The Bulletin of the Center for Children's Books:
Without much in the way of fireworks, Albert Marrin is quietly establishing himself as one of the main chroniclers of American history for young people. While not all of his books have fit under that umbrella, most of them do in one way or another; one of the refreshing things about Marrin's scope is that his American history is more than just what's happened in the United States themselves post-revolution; he treats the history of the Americas, north and south and surrounding waters, and their place in the world. In twenty years of writing, he's amassed an oeuvre that covers subjects ranging from the war in Vietnam (America and Vietnam: The Elephant and the Tiger) to Drake's fearsome escapades on the Spanish Main (The Sea King), in biographies, examinations of particular events, and explorations of historic shifts.
Now chair of the history department at Yeshiva University, Marrin has impeccable credentials, but he uses his professorial skills for good rather than evil (perhaps recalling his days as a social studies teacher at the junior-high level). His use of primary sources and his rigorous employment of notes are second to none, and his ability to bring freshness to well-trodden literary ground such as Civil War battlefields reflects an excellent eye for arrangement and selection of material. It's ironic that that sounds like rather a dry and dusty talent, as it's one of the talents that keeps his books from being dry and dusty. The historian who just wants to write the good stuff and not plan the structure keeps the fun for him or herself; the one who does the hard labor makes it possible for the readers to join in the fun. And the professor, bless his historian's heart, can also write, conveying with every book a passion and enthusiasm for the making of history that most readers can slog through textbooks for years without ever encountering.

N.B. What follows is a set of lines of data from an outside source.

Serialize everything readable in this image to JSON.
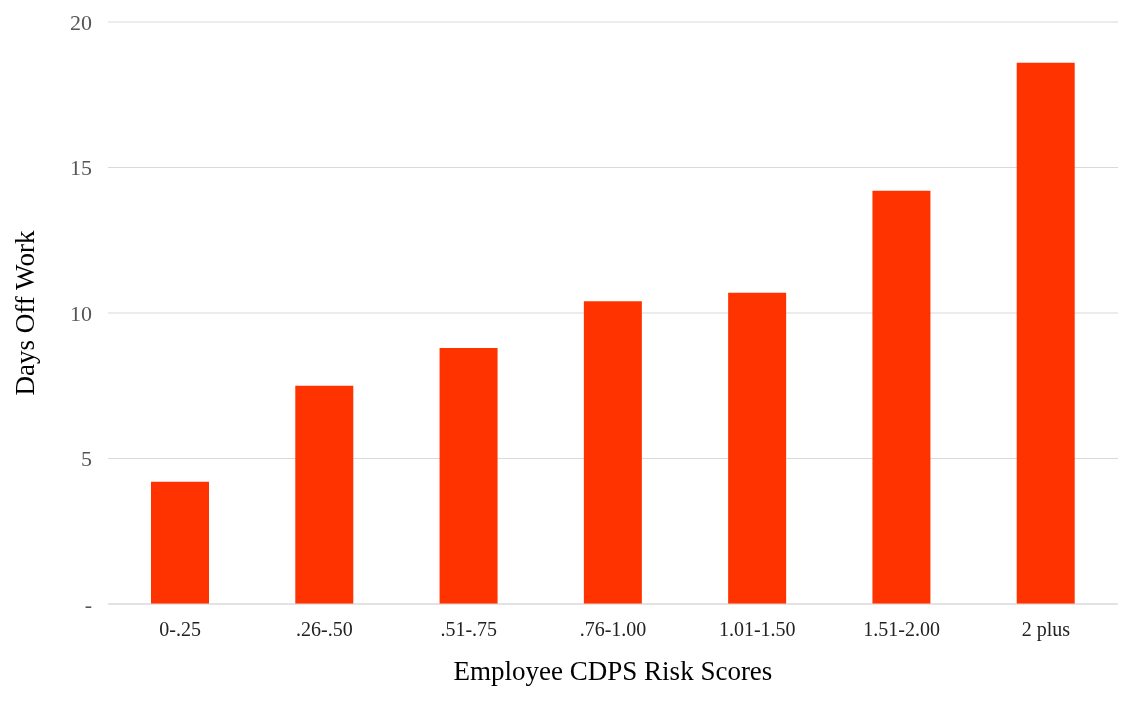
{
  "chart_data": {
    "type": "bar",
    "xlabel": "Employee CDPS Risk Scores",
    "ylabel": "Days Off Work",
    "categories": [
      "0-.25",
      ".26-.50",
      ".51-.75",
      ".76-1.00",
      "1.01-1.50",
      "1.51-2.00",
      "2 plus"
    ],
    "values": [
      4.2,
      7.5,
      8.8,
      10.4,
      10.7,
      14.2,
      18.6
    ],
    "color": "#ff3300",
    "ylim": [
      0,
      20
    ],
    "yticks": [
      {
        "value": 0,
        "label": "-"
      },
      5,
      10,
      15,
      20
    ],
    "grid": "y",
    "legend": false
  }
}
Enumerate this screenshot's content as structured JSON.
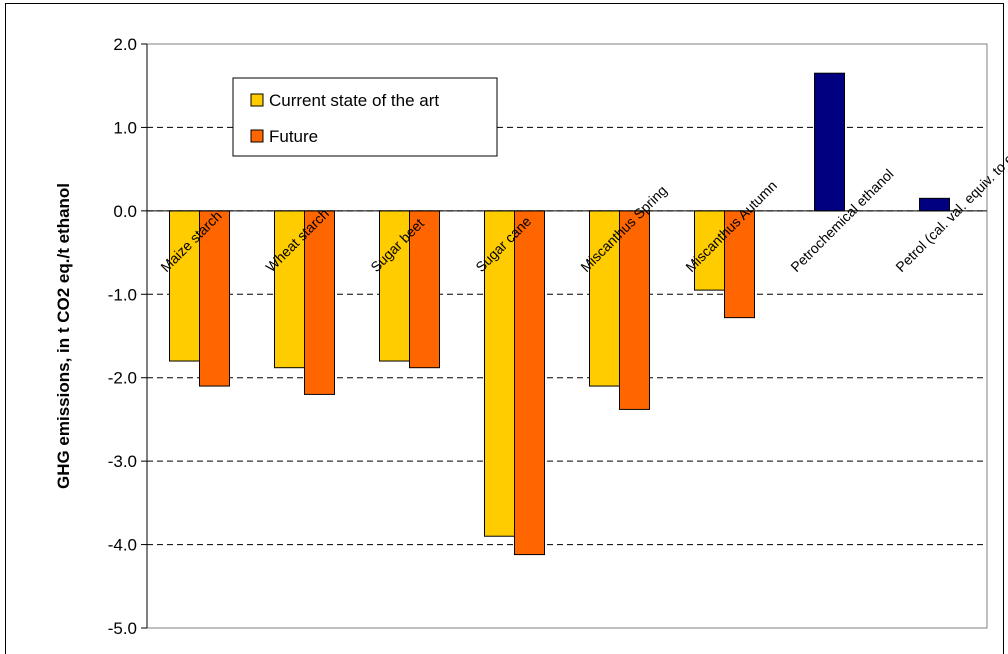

What's also somewhat ironic is that Marrin is reintroducing excitement to classic exciting history, history that thrilled readers of half a century ago but that has become somewhat passe since. Cowboys and Indians! Pirates! Incan gold! Marrin rescues these from the "been there, done that" stage that occurs after "tried and true" and keeps the old allure while giving the traditional components fresh context. Sir Henry Morgan (Terror of the Spanish Main) isn't just a swashbuckling and piratical figure but a stout colonial burgher out for the main chance, moving from bloodshed to bureaucracy and back again as he sees fit. Marrin's treatments of the Civil War (in Unconditional Surrender and Virginia's General) don't limn the famous at the expense of the rank and file, nor do they lose the politics in the war stories or the war stories in the politics. They're all, in Marrin's books, important parts of the larger current of history. The glorious sweep of that current is sometimes a hard thing to appreciate when you're just dipping your toes in it, but Marrin makes diving right in an exhilarating experience.